U.S. Water News Online
FLAGSTAFF, Ariz. — American Indian tribes are asking the U.S. Supreme Court to review a lower court's decision that allows for snowmaking on an Arizona peak the tribes consider sacred.
In their petition filed recently, the tribes contend the use of treated wastewater to make snow violates the Religious Freedom Restoration Act and could contaminate natural resources.
The 9th U.S. Circuit Court of Appeals in San Francisco cleared the way for the snowmaking last August after a yearlong battle. The court also granted a request to delay any construction at the ski resort northwest of Flagstaff until the high court decides whether it will hear the tribes' appeal.
The Supreme Court takes only about 1 percent of the cases it receives.
The ski resort had planned to add a fifth chair lift, spray man-made snow and clear about 100 acres of forest to extend its ski season, which Snowbowl officials have said would be more predictable with snowmaking.
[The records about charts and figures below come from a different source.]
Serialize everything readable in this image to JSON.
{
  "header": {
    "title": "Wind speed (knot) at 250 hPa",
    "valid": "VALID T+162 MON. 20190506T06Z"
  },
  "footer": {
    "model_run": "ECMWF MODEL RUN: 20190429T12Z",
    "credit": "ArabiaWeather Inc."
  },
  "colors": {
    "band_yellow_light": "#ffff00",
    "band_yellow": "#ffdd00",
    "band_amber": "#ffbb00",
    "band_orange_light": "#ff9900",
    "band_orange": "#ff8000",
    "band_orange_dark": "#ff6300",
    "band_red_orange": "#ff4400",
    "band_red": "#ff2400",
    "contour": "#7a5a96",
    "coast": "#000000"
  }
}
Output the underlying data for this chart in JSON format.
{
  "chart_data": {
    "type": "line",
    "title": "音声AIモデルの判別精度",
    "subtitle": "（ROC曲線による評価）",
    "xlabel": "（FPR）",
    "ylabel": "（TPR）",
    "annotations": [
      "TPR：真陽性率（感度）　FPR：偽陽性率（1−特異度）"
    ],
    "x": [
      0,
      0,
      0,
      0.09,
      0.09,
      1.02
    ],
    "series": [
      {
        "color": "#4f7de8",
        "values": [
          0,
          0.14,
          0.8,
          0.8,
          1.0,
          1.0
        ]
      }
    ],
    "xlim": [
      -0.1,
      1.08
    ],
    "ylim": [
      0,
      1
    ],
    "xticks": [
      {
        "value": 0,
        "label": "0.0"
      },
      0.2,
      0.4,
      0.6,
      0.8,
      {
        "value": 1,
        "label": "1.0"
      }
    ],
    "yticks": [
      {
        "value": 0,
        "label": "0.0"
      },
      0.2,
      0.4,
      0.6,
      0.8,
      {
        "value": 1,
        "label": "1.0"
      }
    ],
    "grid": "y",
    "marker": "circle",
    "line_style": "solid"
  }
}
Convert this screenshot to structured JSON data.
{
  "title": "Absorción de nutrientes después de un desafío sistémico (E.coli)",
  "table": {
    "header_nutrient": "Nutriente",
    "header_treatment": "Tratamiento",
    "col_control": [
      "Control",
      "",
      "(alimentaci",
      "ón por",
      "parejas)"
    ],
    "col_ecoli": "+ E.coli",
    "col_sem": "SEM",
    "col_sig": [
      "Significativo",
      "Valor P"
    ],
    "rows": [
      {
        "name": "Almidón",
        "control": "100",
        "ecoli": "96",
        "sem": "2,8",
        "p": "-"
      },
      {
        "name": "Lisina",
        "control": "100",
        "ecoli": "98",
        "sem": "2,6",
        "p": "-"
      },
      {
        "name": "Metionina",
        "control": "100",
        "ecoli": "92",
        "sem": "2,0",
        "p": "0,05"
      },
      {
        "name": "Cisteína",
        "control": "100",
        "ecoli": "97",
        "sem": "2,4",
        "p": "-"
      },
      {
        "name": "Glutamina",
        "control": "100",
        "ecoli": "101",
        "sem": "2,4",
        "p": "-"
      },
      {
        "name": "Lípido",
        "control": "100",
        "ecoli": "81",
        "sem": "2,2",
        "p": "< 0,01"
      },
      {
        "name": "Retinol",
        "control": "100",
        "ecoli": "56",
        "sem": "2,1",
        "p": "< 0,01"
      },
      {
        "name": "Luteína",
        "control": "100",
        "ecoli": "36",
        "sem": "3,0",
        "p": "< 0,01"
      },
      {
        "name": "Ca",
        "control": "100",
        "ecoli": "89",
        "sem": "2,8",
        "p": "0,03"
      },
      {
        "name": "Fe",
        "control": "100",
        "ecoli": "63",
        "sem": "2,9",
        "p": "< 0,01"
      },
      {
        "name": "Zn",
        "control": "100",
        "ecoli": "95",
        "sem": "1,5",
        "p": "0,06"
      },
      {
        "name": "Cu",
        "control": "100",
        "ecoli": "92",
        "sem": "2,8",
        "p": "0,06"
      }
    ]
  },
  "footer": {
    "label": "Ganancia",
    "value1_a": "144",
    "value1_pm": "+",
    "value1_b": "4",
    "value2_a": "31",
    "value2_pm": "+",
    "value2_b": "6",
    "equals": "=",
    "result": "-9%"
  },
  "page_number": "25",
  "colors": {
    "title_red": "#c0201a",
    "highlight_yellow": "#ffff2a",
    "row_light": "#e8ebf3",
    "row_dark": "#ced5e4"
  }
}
Indian tribes sued the resort and the Forest Service in 2005 to block the expansion. A federal judge's ruling a year later cleared the way for the use of snowmaking equipment using reclaimed water piped from Flagstaff, upholding an earlier decision by the Coconino National Forest.
The tribes appealed, and a panel of the 9th U.S. Circuit Court of Appeals sided with them last July. The full court later reviewed the decision and reversed it.